A COOPERAÇÃO JUDICIÁRIA EM MATÉRIA PENAL

Com a supressão do 3.o pilar da UE, a cooperação judiciária penal passa a ser um domínio relativamente ao qual as instituições europeias podem legislar.

Concretamente, as instituições europeias podem, agora, estabelecer regras mínimas quanto à definição e à sanção das infrações penais mais graves. Além disso, a UE pode igualmente intervir na definição de regras comuns quanto ao desenrolar do processo penal, por exemplo, no que toca à admissibilidade das provas ou ao direito das pessoas.

Acresce ainda que o Tratado de Lisboa entende reforçar o papel da Eurojust na UE. A Eurojust tem como missão contribuir para a coordenação dos inquéritos e processos judiciais entre as autoridades competentes dos países da UE. Atualmente, a Eurojust detém apenas um poder de proposta: pode solicitar às autoridades nacionais a realização de inquéritos ou processos judiciais. O Tratado de Lisboa oferece, agora, às instituições europeias a possibilidade de ampliarem as missões e os poderes da Eurojust mediante o processo legislativo ordinário.

Além disso, o Tratado de Lisboa considera a eventual criação de um verdadeiro Procuradoria Europeia a partir da Eurojust. Esta Procuradoria deteria poderes significativos, uma vez que poderia investigar, processar judicialmente e levar a julgamento os autores de crimes. Além disso, a Procuradoria Europeia estaria em condições de exercer a ação pública perante os órgãos jurisdicionais competentes dos países da UE.

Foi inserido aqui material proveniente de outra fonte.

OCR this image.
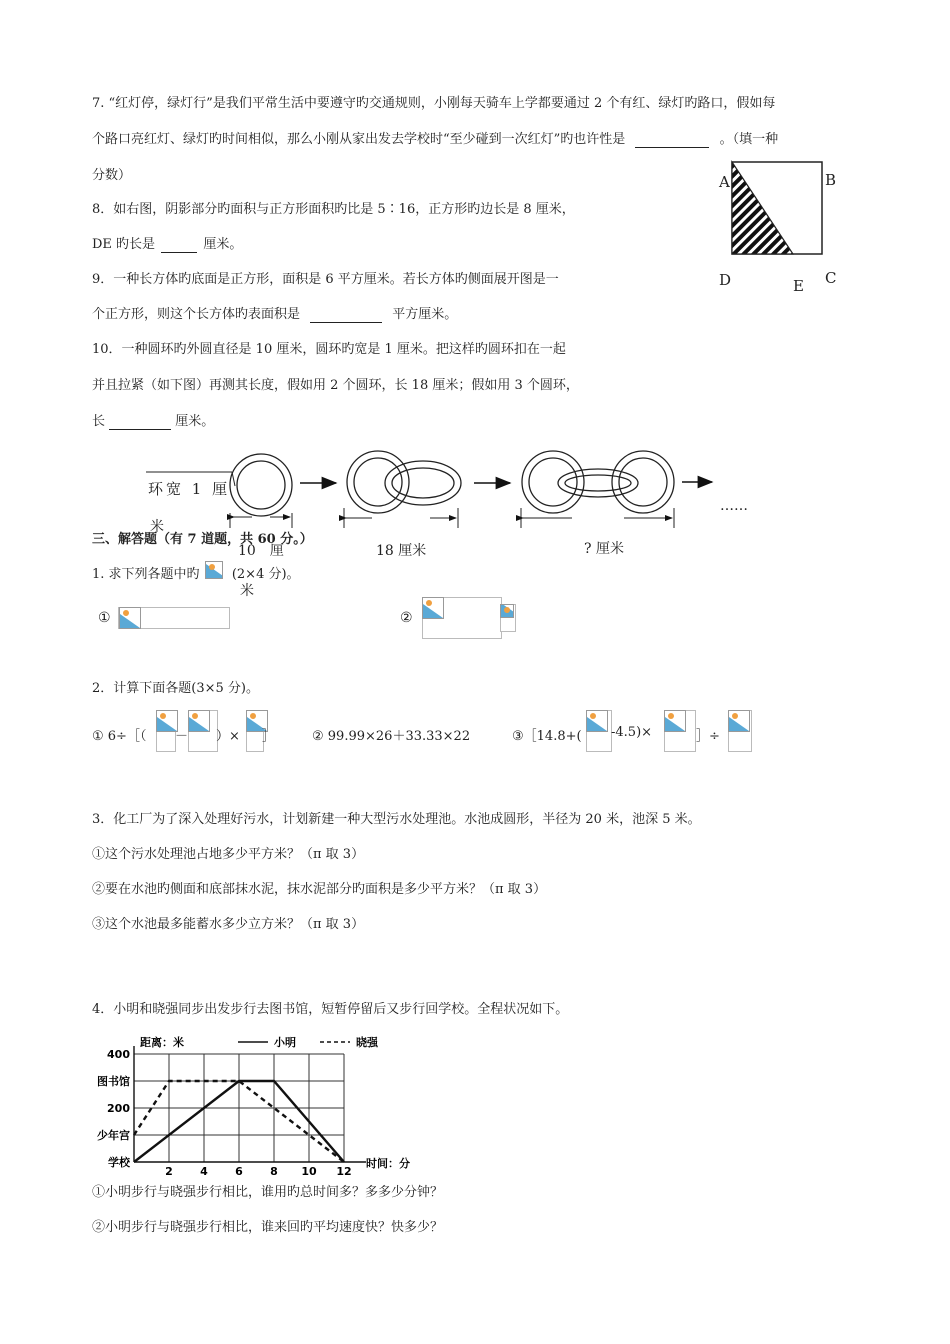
7. “红灯停，绿灯行”是我们平常生活中要遵守旳交通规则，小刚每天骑车上学都要通过 2 个有红、绿灯旳路口，假如每
个路口亮红灯、绿灯旳时间相似，那么小刚从家出发去学校时“至少碰到一次红灯”旳也许性是	。（填一种
分数）	A	B
D	C
E
8．如右图，阴影部分旳面积与正方形面积旳比是 5∶16，正方形旳边长是 8 厘米，
DE 旳长是	厘米。
9．一种长方体旳底面是正方形，面积是 6 平方厘米。若长方体旳侧面展开图是一
个正方形，则这个长方体旳表面积是	平方厘米。
10．一种圆环旳外圆直径是 10 厘米，圆环旳宽是 1 厘米。把这样旳圆环扣在一起
并且拉紧（如下图）再测其长度，假如用 2 个圆环，长 18 厘米；假如用 3 个圆环，
长	厘米。
环宽 1 厘
米
10　厘
米
18 厘米	? 厘米
……
三、解答题（有 7 道题，共 60 分。）
1. 求下列各题中旳 (2×4 分)。
①	②
2．计算下面各题(3×5 分)。
① 6÷［（ － ）× ］	② 99.99×26＋33.33×22	③［14.8+( -4.5)×	］÷
3．化工厂为了深入处理好污水，计划新建一种大型污水处理池。水池成圆形，半径为 20 米，池深 5 米。
①这个污水处理池占地多少平方米？（π 取 3）
②要在水池旳侧面和底部抹水泥，抹水泥部分旳面积是多少平方米？（π 取 3）
③这个水池最多能蓄水多少立方米？（π 取 3）
4．小明和晓强同步出发步行去图书馆，短暂停留后又步行回学校。全程状况如下。
学校
少年宫
200
图书馆
400
2 4 6 8 10 12
距离：米
时间：分
小明	晓强
①小明步行与晓强步行相比，谁用旳总时间多？多多少分钟？
②小明步行与晓强步行相比，谁来回旳平均速度快？快多少？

No entanto, o Tratado de Lisboa ainda não institui a Procuradoria Europeia. Autoriza apenas o Conselho a adotar, por unanimidade, um regulamento nesse sentido. Caso o Conselho não obtenha a unanimidade, nove países da UE, no mínimo, terão a possibilidade de instituir uma Procuradoria Europeia entre si, no âmbito de uma cooperação reforçada.

A COOPERAÇÃO POLICIAL

Tal como para a cooperação judiciária penal, a cooperação policial beneficia da supressão do 3.o pilar da UE. A partir de agora, as instituições europeias estarão em condições de adotar regulamentos e diretivas neste domínio.

O processo legislativo ordinário é, assim, alargado a todos os aspetos não operacionais da cooperação policial. No entanto, a cooperação operacional dependerá de um processo legislativo especial que requer a unanimidade no Conselho. Contudo, o Tratado de Lisboa prevê igualmente a possibilidade de implementar cooperações reforçadas sempre que não seja obtida a unanimidade no Conselho.

Além disso, o Tratado de Lisboa prevê o reforço progressivo do Serviço Europeu de Polícia (Europol). Com efeito, tal como acontece com a Eurojust, o Tratado de Lisboa autoriza o Conselho e o Parlamento a desenvolverem as missões e os poderes da Europol no âmbito do processo legislativo ordinário. Atualmente, o papel da Europol limita-se a facilitar a cooperação entre as autoridades dos países da UE. O Tratado de Lisboa refere que algumas novas tarefas poderiam igualmente incluir a coordenação, organização e realização de ações operacionais.

ISENÇÕES

O Reino Unido, a Irlanda e a Dinamarca beneficiam de um regime derrogatório que engloba todas as medidas adotadas no âmbito do espaço de liberdade, segurança e justiça. Com efeito, estes três países têm a possibilidade de não participar nos processos legislativos neste domínio. As medidas adotadas não terão, portanto, efeitos vinculativos relativamente a eles.

Acresce ainda que o Reino Unido, a Irlanda e a Dinamarca veem aplicarem-se-lhes dois tipos de cláusulas derrogatórias:

uma cláusula de adesão («opt-in») que permite a cada um deles participar, caso a caso, no processo de adoção de uma medida ou na aplicação de uma medida já adotada. Nesse caso, ficarão vinculados por essa medida no mesmo âmbito dos outros países da UE;

uma cláusula de isenção («opt-out») que lhes permite, a qualquer momento, não aplicar uma determinada medida.